8. The server refuses to transmit financial information to the client application based on the identification information attached to the unique, one-time URL by the client application. A system for secure access to information as described in claim 7.
9. The client application adds location information to the unique, one-time URL sent to the server. A system for secure access to information as described in claim 1.
10. The communication device is located in a fixed position, and the client application adds information about its location to the unique, one-time URL sent to the server. A system for secure access to information as described in claim 1.
11. The client application is located in a commercial area, and the client application adds information related to the commercial area to the unique, one-time URL sent to the server. A system for secure access to information as described in claim 1.
12. Upon receiving the unique, one-time URL, the server provides location-specific data to the client application based on the information attached to the unique, one-time URL. A system for secure access to information according to claim 11.
13. The client application displays the financial information received from the server in a browser or one of the second applications. A system for secure access to information as described in claim 1.
14. The contactless communication interface is configured to support at least one of short-range wireless communication and body area networking. A system for secure access to information as described in claim 1.
15. Moving a smart card within the communication range of a communication device, wherein the smart card is Contactless communication interface, Microprocessor, and Memory that stores applets, counters, and unique customer identifiers Including moving and The value stored in the counter is incremented, and the value is synchronized with the counter included in the communication device.

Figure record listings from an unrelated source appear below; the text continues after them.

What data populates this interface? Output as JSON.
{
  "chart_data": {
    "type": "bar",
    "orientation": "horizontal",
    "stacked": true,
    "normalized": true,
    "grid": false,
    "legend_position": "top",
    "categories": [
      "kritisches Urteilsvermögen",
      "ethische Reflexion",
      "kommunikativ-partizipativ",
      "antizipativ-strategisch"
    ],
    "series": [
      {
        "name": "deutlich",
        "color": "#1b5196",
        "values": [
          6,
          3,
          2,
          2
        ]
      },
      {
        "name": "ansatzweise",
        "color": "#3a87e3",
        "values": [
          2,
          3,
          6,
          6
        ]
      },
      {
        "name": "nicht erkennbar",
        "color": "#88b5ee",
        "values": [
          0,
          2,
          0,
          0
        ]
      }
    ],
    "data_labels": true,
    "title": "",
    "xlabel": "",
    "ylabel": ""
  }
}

By encrypting and hashing the incremented counter value and the unique customer identifier, a unique, one-time URL (Uniform Resource Locator) is generated. Sending the client application a unique, one-time URL containing instructions to be executed on the communication device via the contactless communication interface, Adding location information related to the communication device to the unique URL, Sending the aforementioned unique, one-time URL to a server containing financial information, The server regenerates the encrypted hash using the expected counter value and the unique customer identifier, The encryption hash regenerated by the server is compared with the unique, one-time URL sent to the server. If the regenerated cryptographic hash matches the unique, one-time URL, the server transmits financial information to the client application. A method of accessing information that encompasses it.
16. The communication device is located in a commercial location, and the added information is related to the commercial location. A method for accessing information as described in claim 15.
17. Further encompassing receiving location-specific data from the server in response to the aforementioned added location information, A method for accessing information according to claim 15.
18. This further includes entering at least one of the following before receiving financial information from the server: a password, a fingerprint scan, or a facial scan. A method for accessing information according to claim 15.
19. Further encompasses adding information identifying the communication device to the unique one-time URL before sending the unique one-time URL to the server, A method for accessing information as described in claim 15.
20. The server inspects the information identifying the communication device added to the unique, one-time URL and requests additional authentication information. A method for accessing information according to claim 19.